Si ritorna sull’arco trionfale dove è dipinto il tradimento di Giuda, che avvia la storia della Passione, morte e resurrezione di Gesù, illustrata nel terzo registro della parete sud (dall’Ultima cena al Cristo deriso) e della parete nord fino all’Ascensione, che chiude il capitolo terreno della vita di Gesù. L’ultimo riquadro, la Pentecoste, raffigura la discesa dello Spirito Santo sugli apostoli e segna la data di nascita della Chiesa. Nel percorso del quarto registro, quello già ricordato dei Vizi e delle Virtù, l’uomo, in nome del libero arbitrio, è chiamato a scegliere il proprio destino e a coltivare la speranza di poter essere accolto tra i Giusti. Il grandioso Giudizio Universale occupa tutta la controfacciata. Terrificante la rappresentazione delle efferatezze che tortureranno per l’eternità i dannati, secondo la concezione medievale dell’Inferno. In alto due angeli arrotolano il cielo come fosse un tappeto e lasciano intravedere le porte trapunte di gemme della Gerusalemme celeste.

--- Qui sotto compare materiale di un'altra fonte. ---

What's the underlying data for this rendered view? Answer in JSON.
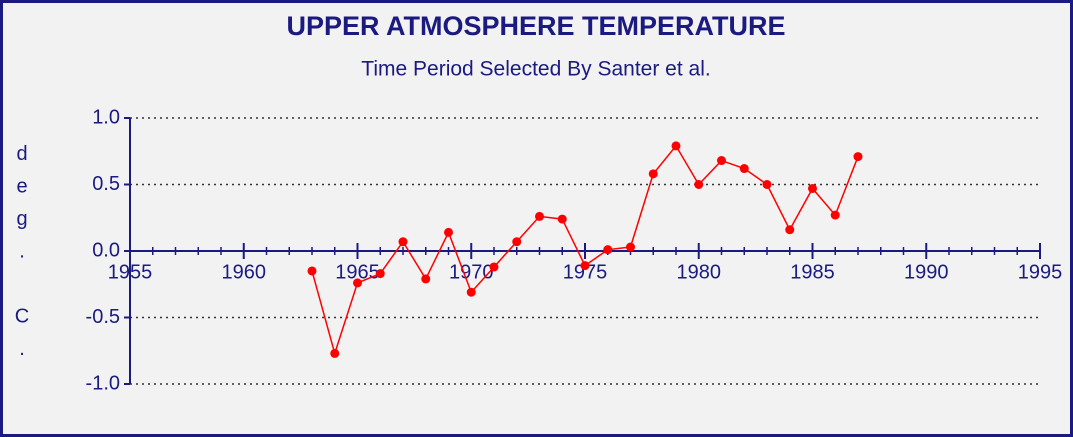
{
  "chart_data": {
    "type": "line",
    "title": "UPPER ATMOSPHERE TEMPERATURE",
    "subtitle": "Time Period Selected By Santer et al.",
    "y_label": "deg. C.",
    "x": [
      1963,
      1964,
      1965,
      1966,
      1967,
      1968,
      1969,
      1970,
      1971,
      1972,
      1973,
      1974,
      1975,
      1976,
      1977,
      1978,
      1979,
      1980,
      1981,
      1982,
      1983,
      1984,
      1985,
      1986,
      1987
    ],
    "series": [
      {
        "color": "#ff0000",
        "values": [
          -0.15,
          -0.77,
          -0.24,
          -0.17,
          0.07,
          -0.21,
          0.14,
          -0.31,
          -0.12,
          0.07,
          0.26,
          0.24,
          -0.11,
          0.01,
          0.03,
          0.58,
          0.79,
          0.5,
          0.68,
          0.62,
          0.5,
          0.16,
          0.47,
          0.27,
          0.71
        ]
      }
    ],
    "xlim": [
      1955,
      1995
    ],
    "xticks": [
      1955,
      1960,
      1965,
      1970,
      1975,
      1980,
      1985,
      1990,
      1995
    ],
    "xminorticks": [
      1956,
      1957,
      1958,
      1959,
      1961,
      1962,
      1963,
      1964,
      1966,
      1967,
      1968,
      1969,
      1971,
      1972,
      1973,
      1974,
      1976,
      1977,
      1978,
      1979,
      1981,
      1982,
      1983,
      1984,
      1986,
      1987,
      1988,
      1989,
      1991,
      1992,
      1993,
      1994
    ],
    "ylim": [
      -1,
      1
    ],
    "yticks": [
      {
        "value": 1,
        "label": "1.0"
      },
      0.5,
      {
        "value": 0,
        "label": "0.0"
      },
      -0.5,
      {
        "value": -1,
        "label": "-1.0"
      }
    ],
    "grid": true
  }
}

Dopo le parole illuminanti del professor Pisani non ci resta che immergerci nel sublime della Cappella degli Scrovegni, in una narrazione ricca di significati, simboli, spunti di riflessione, per fare un’esperienza complessa, un viaggio dentro di noi alla ricerca del valore e del significato che diamo alla vita. Circondati dalle Virtù e dai Vizi che ci ricordano che siamo piccoli uomini imperfetti, ma che il riscatto è possibile, se crediamo nella giustizia e nell’amore. Sotto la luce blu del cielo stellato che ci protegge e ci ristora.